Pengamat UGM: Peraturan Pemerintah No 72 Tahun 2016 Membahayakan Status Aset Milik Negara
"PP 72 ini kalau saya boleh katakan, cacat hukum dan sangat berbahaya, aset negara bisa diperdagangkan dengan mudahnya berdasar ketentuan perusahaan"
Penulis: Adiatmaputra Fajar Pratama
Editor: Choirul Arifin
TRIBUNNEWS.COM, JAKARTA - Pengamat ekonomi Universitas Gadjah Mada, Profesor Tri Widodo S.E., Grad.Dip.Ec.Dev., M.Ec.Dev menilai, regulasi baru untuk BUMN sangat berbahaya.
Hal itu mengacu kepada Peraturan Pemerintah (PP) Nomor 72 Tahun 2016 tentang Perubahan atas PP Nomor 44 Tahun 2005 tentang Tata Cara Penyertaan dan Penatausahaan Modal Negara pada Badan Usaha Milik Negara dan Perseroan Terbatas.
Aturan baru yang telah berlaku sejak 30 Desember 2016 ini bisa menjual aset negara menjadi sangat mudah tanpa pengawasan Dewan Perwakilan Rakyat (DPR).
Tri Widodo mengatakan, pemerintah terkesan meninggalkan peran DPR sebagai wakil rakyat.
"PP 72 ini kalau saya boleh katakan, cacat hukum dan sangat berbahaya, aset negara bisa diperdagangkan dengan mudahnya berdasarkan ketentuan perusahaan," kata Tri Widodo, Senin (16/1/2017).
Tri melanjutkan, pemerintah terkesan terburu-buru dan tidak cerdas dalam mengambil keputusan dalam pembuatan PP ini.

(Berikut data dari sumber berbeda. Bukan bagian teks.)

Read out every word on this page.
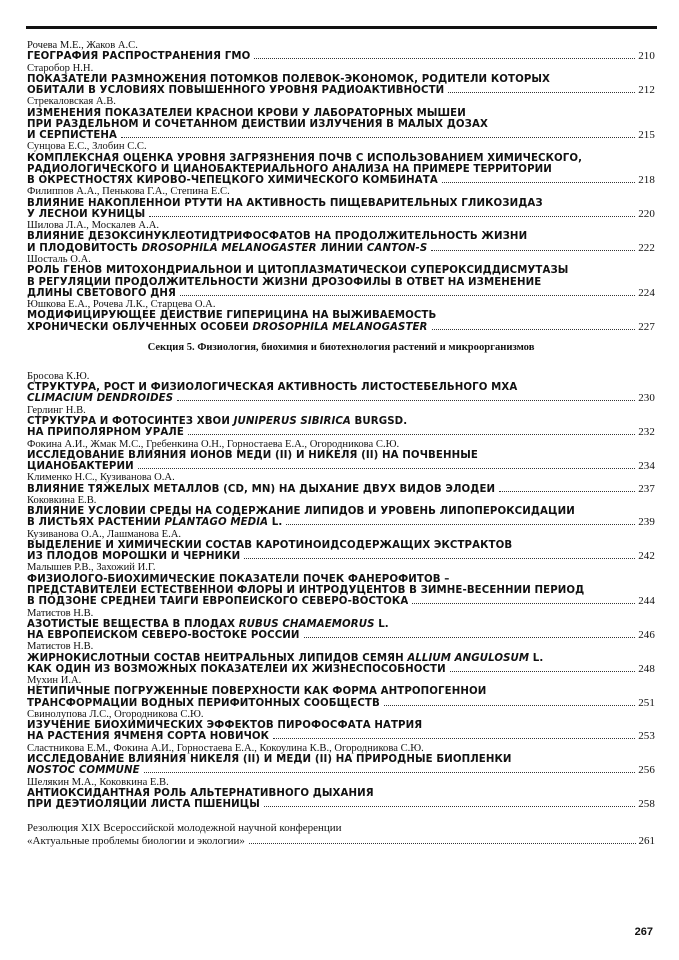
Рочева М.Е., Жаков А.С.
ГЕОГРАФИЯ РАСПРОСТРАНЕНИЯ ГМО	210
Старобор Н.Н.
ПОКАЗАТЕЛИ РАЗМНОЖЕНИЯ ПОТОМКОВ ПОЛЕВОК-ЭКОНОМОК, РОДИТЕЛИ КОТОРЫХ
ОБИТАЛИ В УСЛОВИЯХ ПОВЫШЕННОГО УРОВНЯ РАДИОАКТИВНОСТИ	212
Стрекаловская А.В.
ИЗМЕНЕНИЯ ПОКАЗАТЕЛЕЙ КРАСНОЙ КРОВИ У ЛАБОРАТОРНЫХ МЫШЕЙ
ПРИ РАЗДЕЛЬНОМ И СОЧЕТАННОМ ДЕЙСТВИИ ИЗЛУЧЕНИЯ В МАЛЫХ ДОЗАХ
И СЕРПИСТЕНА	215
Сунцова Е.С., Злобин С.С.
КОМПЛЕКСНАЯ ОЦЕНКА УРОВНЯ ЗАГРЯЗНЕНИЯ ПОЧВ С ИСПОЛЬЗОВАНИЕМ ХИМИЧЕСКОГО,
РАДИОЛОГИЧЕСКОГО И ЦИАНОБАКТЕРИАЛЬНОГО АНАЛИЗА НА ПРИМЕРЕ ТЕРРИТОРИИ
В ОКРЕСТНОСТЯХ КИРОВО-ЧЕПЕЦКОГО ХИМИЧЕСКОГО КОМБИНАТА	218
Филиппов А.А., Пенькова Г.А., Степина Е.С.
ВЛИЯНИЕ НАКОПЛЕННОЙ РТУТИ НА АКТИВНОСТЬ ПИЩЕВАРИТЕЛЬНЫХ ГЛИКОЗИДАЗ
У ЛЕСНОЙ КУНИЦЫ	220
Шилова Л.А., Москалев А.А.
ВЛИЯНИЕ ДЕЗОКСИНУКЛЕОТИДТРИФОСФАТОВ НА ПРОДОЛЖИТЕЛЬНОСТЬ ЖИЗНИ
И ПЛОДОВИТОСТЬ DROSOPHILA MELANOGASTER ЛИНИИ CANTON-S	222
Шосталь О.А.
РОЛЬ ГЕНОВ МИТОХОНДРИАЛЬНОЙ И ЦИТОПЛАЗМАТИЧЕСКОЙ СУПЕРОКСИДДИСМУТАЗЫ
В РЕГУЛЯЦИИ ПРОДОЛЖИТЕЛЬНОСТИ ЖИЗНИ ДРОЗОФИЛЫ В ОТВЕТ НА ИЗМЕНЕНИЕ
ДЛИНЫ СВЕТОВОГО ДНЯ	224
Юшкова Е.А., Рочева Л.К., Старцева О.А.
МОДИФИЦИРУЮЩЕЕ ДЕЙСТВИЕ ГИПЕРИЦИНА НА ВЫЖИВАЕМОСТЬ
ХРОНИЧЕСКИ ОБЛУЧЕННЫХ ОСОБЕЙ DROSOPHILA MELANOGASTER	227
Секция 5. Физиология, биохимия и биотехнология растений и микроорганизмов
Бросова К.Ю.
СТРУКТУРА, РОСТ И ФИЗИОЛОГИЧЕСКАЯ АКТИВНОСТЬ ЛИСТОСТЕБЕЛЬНОГО МХА
CLIMACIUM DENDROIDES	230
Герлинг Н.В.
СТРУКТУРА И ФОТОСИНТЕЗ ХВОИ JUNIPERUS SIBIRICA BURGSD.
НА ПРИПОЛЯРНОМ УРАЛЕ	232
Фокина А.И., Жмак М.С., Гребенкина О.Н., Горностаева Е.А., Огородникова С.Ю.
ИССЛЕДОВАНИЕ ВЛИЯНИЯ ИОНОВ МЕДИ (II) И НИКЕЛЯ (II) НА ПОЧВЕННЫЕ
ЦИАНОБАКТЕРИИ	234
Клименко Н.С., Кузиванова О.А.
ВЛИЯНИЕ ТЯЖЕЛЫХ МЕТАЛЛОВ (CD, MN) НА ДЫХАНИЕ ДВУХ ВИДОВ ЭЛОДЕИ	237
Коковкина Е.В.
ВЛИЯНИЕ УСЛОВИЙ СРЕДЫ НА СОДЕРЖАНИЕ ЛИПИДОВ И УРОВЕНЬ ЛИПОПЕРОКСИДАЦИИ
В ЛИСТЬЯХ РАСТЕНИЙ PLANTAGO MEDIA L.	239
Кузиванова О.А., Лашманова Е.А.
ВЫДЕЛЕНИЕ И ХИМИЧЕСКИЙ СОСТАВ КАРОТИНОИДСОДЕРЖАЩИХ ЭКСТРАКТОВ
ИЗ ПЛОДОВ МОРОШКИ И ЧЕРНИКИ	242
Малышев Р.В., Захожий И.Г.
ФИЗИОЛОГО-БИОХИМИЧЕСКИЕ ПОКАЗАТЕЛИ ПОЧЕК ФАНЕРОФИТОВ –
ПРЕДСТАВИТЕЛЕЙ ЕСТЕСТВЕННОЙ ФЛОРЫ И ИНТРОДУЦЕНТОВ В ЗИМНЕ-ВЕСЕННИЙ ПЕРИОД
В ПОДЗОНЕ СРЕДНЕЙ ТАЙГИ ЕВРОПЕЙСКОГО СЕВЕРО-ВОСТОКА	244
Матистов Н.В.
АЗОТИСТЫЕ ВЕЩЕСТВА В ПЛОДАХ RUBUS CHAMAEMORUS L.
НА ЕВРОПЕЙСКОМ СЕВЕРО-ВОСТОКЕ РОССИИ	246
Матистов Н.В.
ЖИРНОКИСЛОТНЫЙ СОСТАВ НЕЙТРАЛЬНЫХ ЛИПИДОВ СЕМЯН ALLIUM ANGULOSUM L.
КАК ОДИН ИЗ ВОЗМОЖНЫХ ПОКАЗАТЕЛЕЙ ИХ ЖИЗНЕСПОСОБНОСТИ	248
Мухин И.А.
НЕТИПИЧНЫЕ ПОГРУЖЕННЫЕ ПОВЕРХНОСТИ КАК ФОРМА АНТРОПОГЕННОЙ
ТРАНСФОРМАЦИИ ВОДНЫХ ПЕРИФИТОННЫХ СООБЩЕСТВ	251
Свинолупова Л.С., Огородникова С.Ю.
ИЗУЧЕНИЕ БИОХИМИЧЕСКИХ ЭФФЕКТОВ ПИРОФОСФАТА НАТРИЯ
НА РАСТЕНИЯ ЯЧМЕНЯ СОРТА НОВИЧОК	253
Сластникова Е.М., Фокина А.И., Горностаева Е.А., Кокоулина К.В., Огородникова С.Ю.
ИССЛЕДОВАНИЕ ВЛИЯНИЯ НИКЕЛЯ (II) И МЕДИ (II) НА ПРИРОДНЫЕ БИОПЛЕНКИ
NOSTOC COMMUNE	256
Шелякин М.А., Коковкина Е.В.
АНТИОКСИДАНТНАЯ РОЛЬ АЛЬТЕРНАТИВНОГО ДЫХАНИЯ
ПРИ ДЕЭТИОЛЯЦИИ ЛИСТА ПШЕНИЦЫ	258
Резолюция XIX Всероссийской молодежной научной конференции
«Актуальные проблемы биологии и экологии»	261
267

Pasalnya Tri menilai aturan baru ini memihak pada kepentingan tertentu salah satunya holding BUMN yang saat ini masih menjadi topik pembahasan antara pemerintah dan DPR yang tak kunjung selesai.
"Pemerintah kan menghendaki untuk holding, itu sebetulnya sah-sah saja untuk holdingnya, tapi kalau caranya demikian, dengan PP 72 tadi, ini terkesan memaksakan memang," kata Tri.
PP tersebut di Pasal 2A tertulis:
(1) Penyertaan Modal Negara yang berasal dari kekayaan negara berupa saham milik negara pada BUMN atau Perseroan Terbatas sebagaimana dimaksud dalam Pasal 2 ayat (2) huruf d kepada BUMN atau Perseroan Terbatas lain, dilakukan oleh Pemerintah Pusat tanpa melalui mekanisme Anggaran Pendapatan dan Belanja Negara.
Baca: Ekonom UGM: PP Baru Buka Penjualan Aset BUMN Seperti Terjadi Pada Kasus Indosat
Menurut Tri Widodo, isi Pasal 2A justu bertentangan dengan isi Pasal 2. Dalam Pasal 2 disebutkan penyertaan modal negara dari APBN yaitu saham negara di BUMN atau Perseroan Terbatan (swasta). Namun pada Pasal 2A disebutkan saham negara di BUMN atau Perseroan Terbatan Tidak Perlu Pakai Mekanisme APBN.
"Tidak masuk akal jika mekanisme penyertaan modal negara dari APBN tidak memerlukan mekanisme APBN, ini jelas melanggar dan bertentangan sehingga pemerintah harus berpikir matang-matang mengenai pelaksanaan PP ini," papar Tri Widodo.